I am searching for an elegant solution for multiplying each i-th row of the matrix by the corresponding i-th value of the vector (element-wise). This can be done by iterating the rows of the matrix and the vector of scalars at the same time (as illustrated in the code snippet below) - but I am wondering whether there is a more elegant solution to that (perhaps using NDArray methods).

def normalise(matrix):
  norm_c = 1.00 / matrix.sum(axis=1)
  for i in range(len(matrix)):
    matrix[i] = matrix[i] * norm_c[i]
  return matrix

The problem popped out when I was writing a code to check if values in each row are summing up to 1. If they don't, we can simply obtain a scalar which would allow us to rescale each row correspondingly by one-liner:

norm_c = 1.00 / matrix.sum(axis=1)

Which will return an array of length equal to the number of rows in the original matrix. However, to rescale the original matrix, we must perform a scalar * array multiplication:

for i in range(len(matrix)):
  matrix[i] = matrix[i] * norm_c[i]

However, I feel that there must be a more elegant solution to that problem - one which does not require employing a basic for a loop - but I can't just fine one.

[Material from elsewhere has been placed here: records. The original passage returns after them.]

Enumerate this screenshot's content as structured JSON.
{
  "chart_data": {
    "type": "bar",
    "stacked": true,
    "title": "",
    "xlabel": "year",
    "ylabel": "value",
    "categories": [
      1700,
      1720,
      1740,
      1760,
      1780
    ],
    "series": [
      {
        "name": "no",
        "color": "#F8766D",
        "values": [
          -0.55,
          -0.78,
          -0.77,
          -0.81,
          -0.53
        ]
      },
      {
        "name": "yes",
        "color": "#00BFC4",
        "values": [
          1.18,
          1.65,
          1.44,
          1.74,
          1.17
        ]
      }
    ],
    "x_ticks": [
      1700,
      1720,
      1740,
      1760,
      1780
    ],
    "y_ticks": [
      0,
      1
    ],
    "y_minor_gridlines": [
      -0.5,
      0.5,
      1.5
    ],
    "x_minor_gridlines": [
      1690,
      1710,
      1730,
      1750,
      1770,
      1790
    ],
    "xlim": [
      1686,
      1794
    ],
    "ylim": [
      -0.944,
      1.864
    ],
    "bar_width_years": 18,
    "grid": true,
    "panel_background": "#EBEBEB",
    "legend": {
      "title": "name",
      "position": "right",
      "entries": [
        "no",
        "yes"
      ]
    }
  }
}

CodePudding user response：

You can use plain broadcasting

matrix / matrix.sum(axis=1)[:, None]

or alternatively the maybe more intuitive einsum:

np.einsum('ij,i->ij', matrix, 1/matrix.sum(axis=1))

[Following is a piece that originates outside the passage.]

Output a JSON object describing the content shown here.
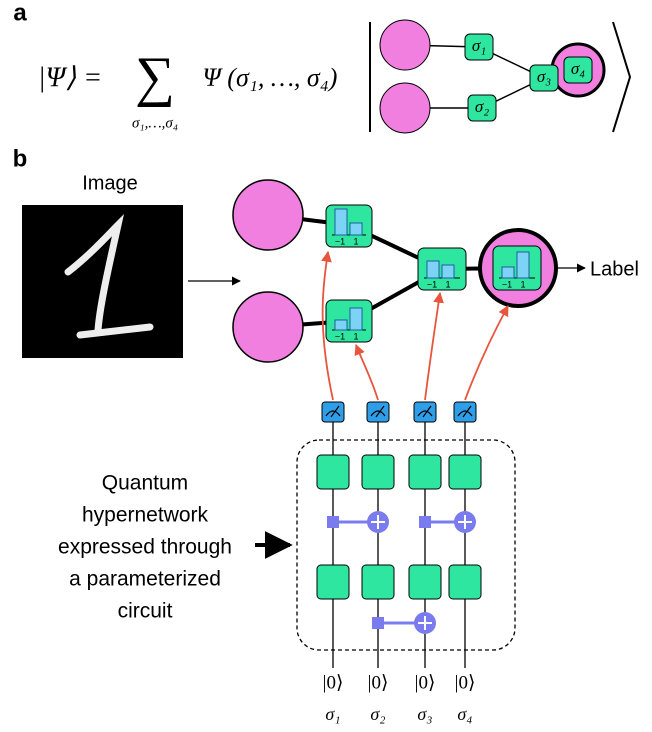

CodePudding user response：

Thank you for answering! I forgot that the matrix.sum(axis=1) will yield an array of a shape (m,) not (m, 1) -> thus, broadcasting failed in the case when the (n, m) matrix was multiplied by the (n,) array. Thus, the solution provided by @flawr works perfectly, as the array is correctly broadcasted to each of the rows (without raising the broadcasting error).